Bununla birlikte, Trump’ın başkanlık yetkilerini genişletmeye devam etmesi, Amerika’da bir anayasal kriz yaratma potansiyelini taşıyor. Kongre üyeleri, Trump’ın önerdiği siyasetleri ve uygulamaları çoklukla sorgulamak yerine kabullenmişlerdir. Üstelik, Trump’ın yürütme yetkilerini genişletme eforları, dış siyasette da kendisini göstermiştir. Örneğin, Gazze’nin yine inşa edilmesi üzere projelerde, Trump kendi görüşlerini dış siyasete taşımaya devam etmektedir. Lakin bu tıp açıklamalar ve tekliflerin birçok, somut bir siyasete dönüşmemiştir ve daha çok medyatik tesir yaratma hedefi taşımaktadır.

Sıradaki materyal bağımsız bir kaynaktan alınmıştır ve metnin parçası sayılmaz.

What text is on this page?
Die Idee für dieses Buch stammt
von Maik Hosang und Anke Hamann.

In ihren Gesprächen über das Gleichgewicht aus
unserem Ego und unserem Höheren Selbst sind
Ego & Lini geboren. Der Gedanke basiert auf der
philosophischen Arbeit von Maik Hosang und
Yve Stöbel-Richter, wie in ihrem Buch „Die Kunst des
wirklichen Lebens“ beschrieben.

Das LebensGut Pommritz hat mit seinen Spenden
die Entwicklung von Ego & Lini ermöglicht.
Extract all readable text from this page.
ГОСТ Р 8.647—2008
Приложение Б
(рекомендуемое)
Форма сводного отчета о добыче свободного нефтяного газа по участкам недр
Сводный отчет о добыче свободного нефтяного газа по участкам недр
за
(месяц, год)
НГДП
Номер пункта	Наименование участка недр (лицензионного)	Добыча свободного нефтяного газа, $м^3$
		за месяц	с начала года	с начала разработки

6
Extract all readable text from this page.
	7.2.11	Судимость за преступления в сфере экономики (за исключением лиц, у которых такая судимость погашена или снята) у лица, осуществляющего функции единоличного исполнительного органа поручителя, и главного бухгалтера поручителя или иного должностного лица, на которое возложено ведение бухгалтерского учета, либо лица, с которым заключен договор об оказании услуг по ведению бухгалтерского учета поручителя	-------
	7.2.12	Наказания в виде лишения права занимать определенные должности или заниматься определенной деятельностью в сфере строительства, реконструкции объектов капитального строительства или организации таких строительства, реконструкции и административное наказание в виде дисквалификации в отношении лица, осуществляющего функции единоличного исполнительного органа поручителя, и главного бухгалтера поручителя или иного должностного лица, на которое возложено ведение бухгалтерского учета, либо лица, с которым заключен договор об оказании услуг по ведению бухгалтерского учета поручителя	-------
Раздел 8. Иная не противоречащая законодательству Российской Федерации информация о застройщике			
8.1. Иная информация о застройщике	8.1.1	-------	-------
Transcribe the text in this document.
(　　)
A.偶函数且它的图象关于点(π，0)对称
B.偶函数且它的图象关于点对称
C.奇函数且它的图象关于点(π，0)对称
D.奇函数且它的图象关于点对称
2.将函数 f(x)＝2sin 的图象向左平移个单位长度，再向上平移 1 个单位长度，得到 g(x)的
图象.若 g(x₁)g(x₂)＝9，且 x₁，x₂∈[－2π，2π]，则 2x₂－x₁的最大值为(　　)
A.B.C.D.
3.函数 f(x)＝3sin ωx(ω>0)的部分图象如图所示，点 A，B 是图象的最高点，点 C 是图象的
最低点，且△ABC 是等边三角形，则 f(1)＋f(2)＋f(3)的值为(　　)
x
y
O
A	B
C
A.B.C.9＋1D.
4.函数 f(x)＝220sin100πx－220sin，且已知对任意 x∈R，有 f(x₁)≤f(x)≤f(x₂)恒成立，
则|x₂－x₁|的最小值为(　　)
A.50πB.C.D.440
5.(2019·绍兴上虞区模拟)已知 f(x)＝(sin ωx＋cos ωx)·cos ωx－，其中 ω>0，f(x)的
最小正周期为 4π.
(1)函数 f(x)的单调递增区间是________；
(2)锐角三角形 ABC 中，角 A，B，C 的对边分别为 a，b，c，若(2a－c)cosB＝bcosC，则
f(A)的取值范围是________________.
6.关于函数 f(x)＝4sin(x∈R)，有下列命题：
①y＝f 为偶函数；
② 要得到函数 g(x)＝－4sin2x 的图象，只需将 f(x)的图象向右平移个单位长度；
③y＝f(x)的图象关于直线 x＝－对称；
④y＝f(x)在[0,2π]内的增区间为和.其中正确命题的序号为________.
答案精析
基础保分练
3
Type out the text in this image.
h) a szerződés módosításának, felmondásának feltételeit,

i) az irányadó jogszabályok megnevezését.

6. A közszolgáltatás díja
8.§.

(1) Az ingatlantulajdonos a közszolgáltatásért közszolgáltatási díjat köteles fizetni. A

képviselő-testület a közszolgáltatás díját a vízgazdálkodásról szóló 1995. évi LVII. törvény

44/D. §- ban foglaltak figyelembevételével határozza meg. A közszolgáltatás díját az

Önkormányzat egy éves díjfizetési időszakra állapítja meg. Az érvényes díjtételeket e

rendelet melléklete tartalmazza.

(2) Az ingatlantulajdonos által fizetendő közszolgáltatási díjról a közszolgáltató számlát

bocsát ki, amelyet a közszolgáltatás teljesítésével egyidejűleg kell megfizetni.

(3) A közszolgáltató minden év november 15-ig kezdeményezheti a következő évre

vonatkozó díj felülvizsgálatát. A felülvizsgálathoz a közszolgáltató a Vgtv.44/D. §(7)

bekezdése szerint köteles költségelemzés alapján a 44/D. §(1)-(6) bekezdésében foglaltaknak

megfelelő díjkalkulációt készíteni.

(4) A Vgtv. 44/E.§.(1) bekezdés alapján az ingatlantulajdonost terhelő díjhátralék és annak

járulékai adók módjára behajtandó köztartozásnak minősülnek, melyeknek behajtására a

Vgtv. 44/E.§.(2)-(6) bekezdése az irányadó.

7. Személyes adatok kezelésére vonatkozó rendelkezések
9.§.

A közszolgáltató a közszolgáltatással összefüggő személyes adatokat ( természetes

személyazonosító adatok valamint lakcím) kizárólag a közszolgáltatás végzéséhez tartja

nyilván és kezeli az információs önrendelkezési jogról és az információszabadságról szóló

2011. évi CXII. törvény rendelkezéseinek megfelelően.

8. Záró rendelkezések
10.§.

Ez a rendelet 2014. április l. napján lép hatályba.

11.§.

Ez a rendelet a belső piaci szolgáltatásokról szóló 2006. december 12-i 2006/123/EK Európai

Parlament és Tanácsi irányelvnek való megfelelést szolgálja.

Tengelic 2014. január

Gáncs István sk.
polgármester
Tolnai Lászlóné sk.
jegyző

Amerikalıların Reaksiyonları ve Gelecek Stratejileri
Amerikan halkı, Trump’ın üçüncü periyot için yarış mümkünlüğünü ekseriyetle olumsuz bir halde kıymetlendirmektedir. Bir araştırma, Amerikalıların %60’ının Trump’ın üçüncü bir periyot için müsabakasını istemediğini, lakin %56’sının Trump’ın bu olasılığa sahip olduğunu düşündüğünü göstermektedir. Bu, Trump’ın yasal mahzurlara karşın tekrar başkanlık için yarış potansiyeline sahip olduğunu düşündüren bir durumdur. Lakin, anayasal mahzurlar ve politik aksilikler, Trump’ın üçüncü devir için başkanlık vazifesini devralma teşebbüslerinin önündeki en büyük engellerdir.
Bazı hukukçular, Trump’ın bu tıp bir stratejinin, 22. Ek Madde’ye ters olduğunu ve bu yasal pürüzün aşılmasının hayli sıkıntı olduğunu belirtmişlerdir. Ayrıyeten, Trump’ın rastgele bir yasa ihlali yaparak başkanlık misyonunu üçüncü sefer üstlenmesi, büyük bir anayasal kriz yaratma potansiyeline sahiptir. Yeniden de, Trump’ın üçüncü periyot için argümanlarını sürdürmesi, onun siyasi mesleğinde değerli bir dönüm noktası olabilir.